During the first three months of this year, 24 Zambian health professionals attended a three week long ‘Train the Trainers’ course on children’s palliative care which culminated in a formal certificate ceremony held on 24 March at Our Lady’s Hospice in Kalingalinga, Lusaka. The professionals who completed the course included social workers, counsellors, nurses and clinical officers.
The ceremony marked a significant step forward in the push to develop children’s palliative care programmes in Zambia by the alliance of three organisations within Zambia, these being Tiny Tim and Friends (TTF), the Elizabeth Glaser Pediatric AIDS Foundation (EGPAF) and Our Lady’s Hospice (OLH). These are the same organisations that were instrumental in the opening of Maluba House, the only children’s palliative care in-patient unit in Zambia. The opening of Maluba House was made possible through funding from the recently closed Diana, Princess Wales Memorial Fund, the Elton John AIDS Foundation, True Colours Trust, along with generous donations from TTF supporters around the world.
Dr Mannasseh Phiri, a well known and highly respected Zambian AIDS Activist, was the guest of honour at the ceremony and addressed the new trainers on the importance of the task that lay before them to ensure that the life limited children of Zambia do not die in unnecessary pain. He said that the cries of pain of many of his patients in the early days of the AIDS epidemic still haunted him and was pleased that more people understood the importance of pain control to improve a child’s quality of life. Dr Tim Meade from TTF also gave a short speech in which he congratulated and reassured the new trainers that the curriculum they would be using had been approved by the Zambian Ministry of Health. In her addresss, Dr Susan Strasser from EGPAF likened the road ahead for the trainers to a long and sometimes difficult road race with many descents and ascents along the way but encouraged them not to loose focus on the end point – a time when every life limited child in Zambian could access good palliative care treatment. Busi Nkosi, the advocacy lead for the International Children’s Palliative Care Network (ICPCN) encouraged the trainers to make use of every opportunity to advocate for the inclusion of children’s palliative care in the training of health professionals.
Most of those attending the course had limited knowledge or experience in children’s palliative care before the training and admitted to having a very changed view of the field post training. The trainees also expressed a higher degree of confidence in their ability to communicate with and manage young patients with life limiting and life threatening illnesses. At the end of the second week of training a nurse said, “The training was very informative. The facilitators and training materials excellent. I feel more confident now than ever to talk to others about children’s palliative care and to practise it.”

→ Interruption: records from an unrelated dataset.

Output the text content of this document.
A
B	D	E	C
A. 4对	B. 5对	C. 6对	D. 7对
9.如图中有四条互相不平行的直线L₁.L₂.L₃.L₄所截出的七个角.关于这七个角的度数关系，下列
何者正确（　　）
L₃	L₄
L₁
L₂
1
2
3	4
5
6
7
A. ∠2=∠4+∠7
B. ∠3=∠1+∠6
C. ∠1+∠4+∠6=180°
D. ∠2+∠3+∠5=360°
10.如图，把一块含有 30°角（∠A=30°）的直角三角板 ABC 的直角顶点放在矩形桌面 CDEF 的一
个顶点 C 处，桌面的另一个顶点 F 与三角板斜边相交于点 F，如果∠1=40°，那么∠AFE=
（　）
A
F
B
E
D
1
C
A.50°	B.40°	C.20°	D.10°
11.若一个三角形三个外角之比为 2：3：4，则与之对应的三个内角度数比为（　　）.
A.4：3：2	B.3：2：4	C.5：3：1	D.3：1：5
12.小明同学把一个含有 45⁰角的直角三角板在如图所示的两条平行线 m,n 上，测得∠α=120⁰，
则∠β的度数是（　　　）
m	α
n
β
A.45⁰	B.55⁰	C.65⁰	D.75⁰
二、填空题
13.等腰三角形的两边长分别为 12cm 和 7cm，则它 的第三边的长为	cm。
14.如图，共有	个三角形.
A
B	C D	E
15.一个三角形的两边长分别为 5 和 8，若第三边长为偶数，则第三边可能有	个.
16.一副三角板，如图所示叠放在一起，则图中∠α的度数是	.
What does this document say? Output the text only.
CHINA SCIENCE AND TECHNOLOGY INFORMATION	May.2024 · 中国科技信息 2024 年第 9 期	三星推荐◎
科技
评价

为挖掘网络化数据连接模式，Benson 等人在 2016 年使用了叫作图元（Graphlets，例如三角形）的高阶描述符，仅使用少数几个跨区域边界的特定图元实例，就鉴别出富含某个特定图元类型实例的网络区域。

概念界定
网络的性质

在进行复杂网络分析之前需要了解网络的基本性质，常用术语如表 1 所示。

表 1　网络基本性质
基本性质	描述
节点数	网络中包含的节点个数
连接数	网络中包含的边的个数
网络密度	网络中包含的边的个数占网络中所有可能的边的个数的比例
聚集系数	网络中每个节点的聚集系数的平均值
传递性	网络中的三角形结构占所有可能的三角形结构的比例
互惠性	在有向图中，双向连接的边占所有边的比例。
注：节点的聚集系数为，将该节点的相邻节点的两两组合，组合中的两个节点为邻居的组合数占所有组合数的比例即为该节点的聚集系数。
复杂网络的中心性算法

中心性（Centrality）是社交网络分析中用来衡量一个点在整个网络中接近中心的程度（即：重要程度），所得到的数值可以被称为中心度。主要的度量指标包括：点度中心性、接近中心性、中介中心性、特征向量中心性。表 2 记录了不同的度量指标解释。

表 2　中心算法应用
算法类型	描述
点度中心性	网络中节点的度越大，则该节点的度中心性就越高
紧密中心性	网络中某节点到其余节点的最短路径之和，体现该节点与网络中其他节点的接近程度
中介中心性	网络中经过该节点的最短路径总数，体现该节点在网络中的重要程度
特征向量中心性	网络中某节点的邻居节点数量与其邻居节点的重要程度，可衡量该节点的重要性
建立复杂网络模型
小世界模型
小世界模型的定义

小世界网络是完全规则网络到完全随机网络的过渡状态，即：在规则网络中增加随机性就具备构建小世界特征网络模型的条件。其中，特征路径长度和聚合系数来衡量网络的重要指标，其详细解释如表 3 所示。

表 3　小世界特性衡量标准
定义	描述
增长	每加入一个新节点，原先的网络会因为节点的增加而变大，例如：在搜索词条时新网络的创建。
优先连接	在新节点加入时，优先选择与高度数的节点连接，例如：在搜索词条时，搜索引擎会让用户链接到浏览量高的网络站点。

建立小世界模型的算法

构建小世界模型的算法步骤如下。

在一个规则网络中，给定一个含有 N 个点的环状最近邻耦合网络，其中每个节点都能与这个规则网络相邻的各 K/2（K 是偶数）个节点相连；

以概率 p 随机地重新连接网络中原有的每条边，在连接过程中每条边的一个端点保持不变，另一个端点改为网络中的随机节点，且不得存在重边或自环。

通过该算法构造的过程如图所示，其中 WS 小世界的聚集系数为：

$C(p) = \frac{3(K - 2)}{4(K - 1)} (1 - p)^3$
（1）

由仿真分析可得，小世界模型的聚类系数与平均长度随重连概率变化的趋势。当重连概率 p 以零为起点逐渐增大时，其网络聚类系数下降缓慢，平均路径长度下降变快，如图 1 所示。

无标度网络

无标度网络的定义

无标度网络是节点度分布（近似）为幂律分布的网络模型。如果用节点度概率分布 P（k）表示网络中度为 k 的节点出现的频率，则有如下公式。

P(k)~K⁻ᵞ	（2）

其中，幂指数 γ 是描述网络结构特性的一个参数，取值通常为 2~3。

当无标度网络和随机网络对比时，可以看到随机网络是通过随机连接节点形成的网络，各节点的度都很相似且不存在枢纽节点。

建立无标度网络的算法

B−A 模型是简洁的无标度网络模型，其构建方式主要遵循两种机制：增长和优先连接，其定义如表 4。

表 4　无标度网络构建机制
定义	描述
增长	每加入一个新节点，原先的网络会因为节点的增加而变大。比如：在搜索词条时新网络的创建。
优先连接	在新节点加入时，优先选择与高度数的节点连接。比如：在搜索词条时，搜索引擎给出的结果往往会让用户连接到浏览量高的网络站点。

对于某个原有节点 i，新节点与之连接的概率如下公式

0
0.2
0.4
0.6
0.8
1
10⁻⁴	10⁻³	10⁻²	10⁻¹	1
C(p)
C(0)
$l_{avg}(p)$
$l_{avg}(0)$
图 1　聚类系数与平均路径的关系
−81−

The course was presented by facilitators from the ICPCN and was based on the Short Course in Paediatric Palliative Care offered in Uganda, South Africa and Tanzania. It was held over a three week period starting with a week of theory, practical assignments and the review of case studies. The 6 week break before the third and final week allowed time for the participants to complete assignments and put their new learning into practice. They were also encouraged to identify gaps in their training which could be addressed in the third week.